Antitrust & Trade Regulation, Domestic Policy, International Trade

Building American National Security and Good Jobs

No [tariff] duty should be permitted to stand as regards any industry unless the workers receive their full share of the benefits of that duty. In other words, there is no warrant for protection unless a legitimate share of the benefits get into the pay envelope of the wage-worker.

Acceptance  Speech to the Progressive Party Convention, August 6, 1912

Reshoring manufacturing and vital supply chains after decades of neglect was always going to be a difficult process.   This article is a good primer on how to do it and the kinds of issues that must be addressed to harden our economy against shocks like COVID-19.  Trade agreements that prevent us from favoring local production may have to be abrogated and domestic policies that empower workers will be necessary to prevent the benefits from flowing primarily to Wall Street rather than workers.  The article also proposes some radical changes in labor relations to achieve this goal, but minimizes or misses two other necessary policy changes. 

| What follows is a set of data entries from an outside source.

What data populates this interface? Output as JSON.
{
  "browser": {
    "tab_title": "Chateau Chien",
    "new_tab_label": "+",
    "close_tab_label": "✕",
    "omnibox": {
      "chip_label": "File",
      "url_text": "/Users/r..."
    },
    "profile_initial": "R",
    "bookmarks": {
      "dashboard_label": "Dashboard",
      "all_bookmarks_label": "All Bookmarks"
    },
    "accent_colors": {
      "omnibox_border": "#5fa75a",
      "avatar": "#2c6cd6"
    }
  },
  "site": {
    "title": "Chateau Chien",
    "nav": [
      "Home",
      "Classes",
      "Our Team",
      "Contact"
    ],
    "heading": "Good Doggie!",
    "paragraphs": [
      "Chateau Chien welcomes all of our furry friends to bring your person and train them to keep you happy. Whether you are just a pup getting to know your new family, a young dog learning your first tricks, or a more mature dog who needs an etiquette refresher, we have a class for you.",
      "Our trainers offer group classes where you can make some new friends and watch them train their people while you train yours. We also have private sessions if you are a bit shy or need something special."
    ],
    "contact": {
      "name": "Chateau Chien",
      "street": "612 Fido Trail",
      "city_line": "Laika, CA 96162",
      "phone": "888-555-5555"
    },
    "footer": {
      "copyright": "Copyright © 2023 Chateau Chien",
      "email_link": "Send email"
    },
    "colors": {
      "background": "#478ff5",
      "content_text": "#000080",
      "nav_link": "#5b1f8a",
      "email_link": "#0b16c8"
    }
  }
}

We learned in the aftermath of FDR’s New Deal that protected industries can easily slide into anti-competitive practices that create monopolies.  The article advocates direct regulation rather than reviving antitrust laws to prevent this, which was actually the approach TR took in his New Nationalism speech in 1913. However, the 2008 financial crisis showed us behind-the-scenes regulation can be captured and then neutered by the very industries it is trying to control.  New and robust antitrust laws enforceable in the courts would add transparency to the process of controlling this market power.

The article also fails to mention the importance of education and training.  As the author points out, the jobs of the future will require high-level technical skills to create the kind of superior products that command correspondingly high salaries. All levels of government should increase their support for the community colleges and quality vocational tech schools that will be required to provide the necessary training.  In the end, our education system and employers will need to develop lifelong learning mechanisms to keep American workers competitive with the rest of the world’s workers. 

Americans have the talent. They just need a government that will give them the skills and the opportunity to succeed.